Malgré l’augmentation étonnante et indéniable du niveau de vie, même pour une population croissante, le capitalisme a eu ses détracteurs, dont Karl Marx, qui lui a donné son nom. Mises dit que même si Marx détestait le capitalisme et que Marx le qualifiait ainsi d’attaque contre le système, le nom est bon. 

« car il décrit clairement la source des grandes améliorations sociales apportées par le capitalisme. Ces améliorations sont le résultat de l’accumulation du capital ; elles reposent sur le fait que les gens, en règle générale, ne consomment pas tout ce qu’ils ont produit, mais qu’ils en épargnent – ​​et en investissent – ​​une partie. »

La prospérité est le résultat de la préparation de l’avenir – plus précisément du fait de mettre de côté la consommation d’aujourd’hui en économisant et en investissant des ressources dans la production. Mises dit que ce principe explique pourquoi certains pays sont plus prospères que d’autres.
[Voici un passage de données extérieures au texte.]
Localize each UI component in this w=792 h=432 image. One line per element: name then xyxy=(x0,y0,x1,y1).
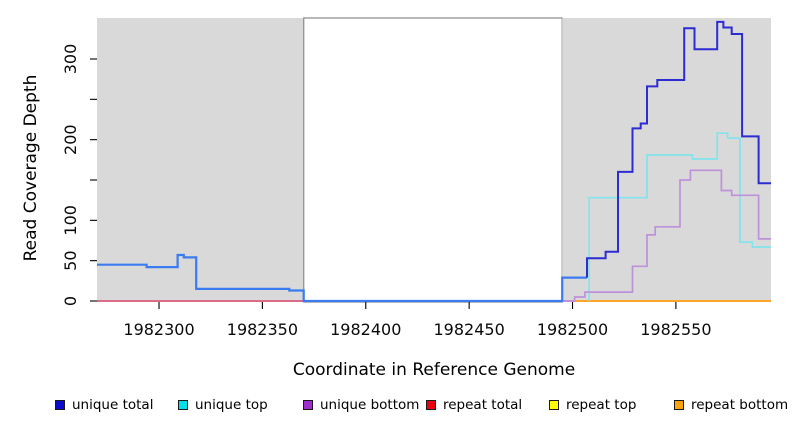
line-unique-top xyxy=(588,132,771,301)
x-tick-label: 1982400 xyxy=(330,320,401,339)
legend-swatch-icon xyxy=(426,400,436,410)
legend-label: unique total xyxy=(72,397,154,413)
x-tick-label: 1982450 xyxy=(434,320,505,339)
background-region xyxy=(97,18,304,302)
x-axis-title: Coordinate in Reference Genome xyxy=(292,360,576,380)
y-tick-label: 50 xyxy=(61,250,80,270)
legend-label: repeat total xyxy=(443,397,523,413)
legend-swatch-icon xyxy=(178,400,188,410)
y-tick-label: 0 xyxy=(61,296,80,306)
y-tick-label: 200 xyxy=(61,124,80,155)
x-tick-label: 1982500 xyxy=(537,320,608,339)
line-unique-bottom xyxy=(562,169,771,302)
line-unique-total xyxy=(97,253,587,303)
legend-item-repeat-top: repeat top xyxy=(549,395,636,415)
line-unique-total xyxy=(586,20,771,278)
legend-label: repeat top xyxy=(566,397,637,413)
legend-label: unique bottom xyxy=(320,397,420,413)
y-tick-label: 300 xyxy=(61,44,80,75)
legend: unique total unique top unique bottom repea… xyxy=(0,395,792,421)
plot-series-lines xyxy=(97,20,771,303)
legend-item-unique-bottom: unique bottom xyxy=(303,395,419,415)
plot-background-regions xyxy=(97,17,771,303)
background-region xyxy=(303,17,563,303)
legend-label: repeat bottom xyxy=(691,397,789,413)
y-tick-label: 100 xyxy=(61,205,80,236)
legend-swatch-icon xyxy=(55,400,65,410)
x-tick-label: 1982550 xyxy=(640,320,711,339)
legend-item-repeat-bottom: repeat bottom xyxy=(674,395,788,415)
legend-swatch-icon xyxy=(674,400,684,410)
plot-axes: 1982300 1982350 1982400 1982450 1982500 19825… xyxy=(61,44,712,339)
x-tick-label: 1982300 xyxy=(123,320,194,339)
y-axis-title: Read Coverage Depth xyxy=(21,74,41,262)
legend-swatch-icon xyxy=(303,400,313,410)
legend-swatch-icon xyxy=(549,400,559,410)
legend-item-repeat-total: repeat total xyxy=(426,395,522,415)
legend-label: unique top xyxy=(195,397,268,413)
x-tick-label: 1982350 xyxy=(227,320,298,339)
legend-item-unique-top: unique top xyxy=(178,395,268,415)
legend-item-unique-total: unique total xyxy=(55,395,153,415)
background-region xyxy=(562,18,771,302)
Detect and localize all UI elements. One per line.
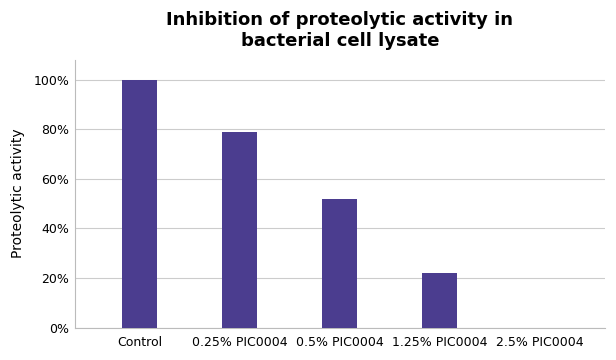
Bar <box>322 199 357 328</box>
Bar <box>423 273 458 328</box>
Title: Inhibition of proteolytic activity in
bacterial cell lysate: Inhibition of proteolytic activity in ba… <box>166 11 513 50</box>
Bar <box>222 132 257 328</box>
Bar <box>123 80 157 328</box>
Y-axis label: Proteolytic activity: Proteolytic activity <box>11 129 25 258</box>
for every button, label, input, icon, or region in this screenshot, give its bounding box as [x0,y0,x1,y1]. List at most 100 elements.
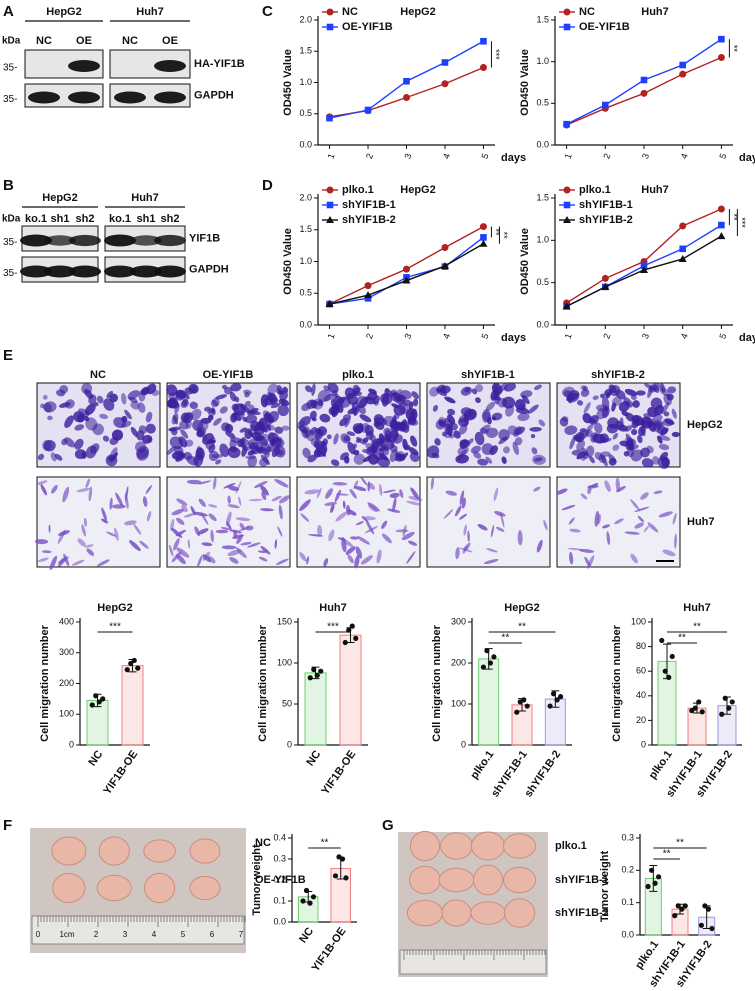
cell [101,507,107,521]
cell [64,399,75,409]
marker [403,265,410,273]
cell [308,534,324,537]
cell [273,445,286,458]
cell [62,486,70,503]
cell [240,541,252,546]
cell [491,412,503,421]
cell [490,525,495,538]
cell [634,506,650,512]
data-point [659,637,665,644]
cell [248,410,261,416]
tumor [472,864,504,896]
data-point [702,903,708,909]
y-tick-label: 0 [287,739,292,749]
cell [612,444,620,451]
marker [563,120,570,128]
cell [379,483,383,496]
marker [718,221,725,229]
cell [81,524,86,537]
protein-label: HA-YIF1B [194,58,245,70]
x-tick-label: 4 [441,332,452,340]
y-tick-label: 300 [59,647,74,657]
image-bg [426,476,551,568]
cell [207,408,215,414]
marker [601,282,610,290]
cell [247,542,261,548]
cell [279,390,288,401]
marker [678,254,687,262]
cell [208,450,219,462]
cell [167,397,179,409]
band [104,234,136,247]
cell [495,526,505,532]
cell [475,384,484,393]
y-tick-label: 20 [636,715,646,725]
cell [59,385,69,394]
cell [383,427,395,440]
cell [531,447,538,455]
cell [323,558,329,567]
cell-line: HepG2 [46,6,81,18]
cell [278,504,283,520]
cell [96,559,110,567]
cell [328,529,335,542]
y-tick-label: 150 [277,616,292,626]
cell [221,422,230,432]
cell [271,438,276,447]
data-point [722,695,728,701]
column-label: NC [90,369,106,381]
cell [330,504,335,513]
cell [667,386,677,394]
cell [397,421,410,432]
cell [213,417,222,426]
cell [267,383,278,395]
x-tick-label: 2 [601,332,612,340]
cell [405,408,418,422]
cell [351,405,357,416]
tumor [98,836,130,866]
bar [121,665,144,746]
kda-marker: 35- [3,268,17,279]
cell [235,517,251,521]
tumor [143,872,176,904]
cell [37,557,49,562]
cell [494,511,506,517]
cell [475,397,481,404]
cell [493,390,500,405]
cell [180,399,189,409]
x-tick-label: 1 [563,152,574,160]
cell [502,396,516,409]
cell [346,431,356,436]
cell [463,542,471,552]
cell [224,386,233,395]
x-tick-label: 5 [479,332,490,340]
cell [653,384,660,393]
cell [623,451,630,457]
cell [260,508,274,512]
tumor [189,838,221,864]
cell [34,539,49,545]
y-tick-label: 0.5 [299,108,312,118]
data-point [131,657,137,664]
cell [360,555,373,565]
marker [403,77,410,85]
cell [407,418,419,426]
cell [47,415,53,421]
cell [266,424,276,431]
column-label: OE-YIF1B [203,369,254,381]
cell [248,498,263,502]
x-tick-label: 5 [479,152,490,160]
chart-title: HepG2 [400,6,435,18]
x-axis-label: days [501,152,526,164]
marker [480,37,487,45]
cell [304,385,313,393]
cell [471,388,478,395]
cell [176,547,190,558]
cell [175,389,187,399]
data-point [343,875,349,881]
cell [657,456,670,469]
data-point [698,922,705,928]
cell [215,459,222,465]
data-point [726,705,732,711]
marker [640,76,648,84]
En matière de croissance économique, « il n’y a pas de miracles ». Il n’y a que « l’application des principes de l’économie de marché libre, des méthodes du capitalisme ».

Deuxième conférence : le socialisme

Dans la deuxième conférence, Mises examine de plus près le système proposé par Marx : le socialisme. La liberté économique signifie que les individus peuvent choisir leur propre carrière et utiliser leurs ressources pour atteindre leurs propres objectifs. La liberté économique est la base de toutes les autres libertés. Par exemple, lorsque le gouvernement s’empare d’industries entières, comme celle de l’imprimerie, il détermine ce qui sera publié et ce qui ne le sera pas, et la « liberté de la presse disparaît ».

Mises reconnaît qu’il n’existe pas de « liberté parfaite » au sens métaphysique. Nous devons obéir aux lois de la nature, surtout si nous entendons utiliser et transformer la nature selon nos objectifs. Et même la liberté économique signifie qu’il existe une interdépendance fondamentale entre les individus : « La liberté dans la société signifie qu’un homme dépend autant des autres que les autres dépendent de lui. » Cela vaut également pour les grandes entreprises et les entrepreneurs qui les dirigent. Les véritables « patrons » de l’économie de marché ne sont pas ceux qui crient des ordres aux travailleurs, mais les consommateurs.

Les socialistes méprisent l’idée de souveraineté du consommateur parce qu’elle implique de permettre des erreurs. Selon eux, l’État devrait jouer le rôle paternaliste de décider de ce qui est bon pour tous. Ainsi Mises ne voit aucune différence entre le socialisme et un système d’esclavage : « L’esclave doit faire ce que son supérieur lui ordonne de faire, mais le citoyen libre – et c’est ce que signifie la liberté – est en mesure de choisir son propre mode de vie. » Dans le capitalisme, cette liberté permet aux gens de naître dans la pauvreté, mais ensuite de connaître un grand succès en subvenant aux besoins de leurs semblables. Ce type de mobilité sociale est impossible dans des systèmes comme la féodalité et le socialisme.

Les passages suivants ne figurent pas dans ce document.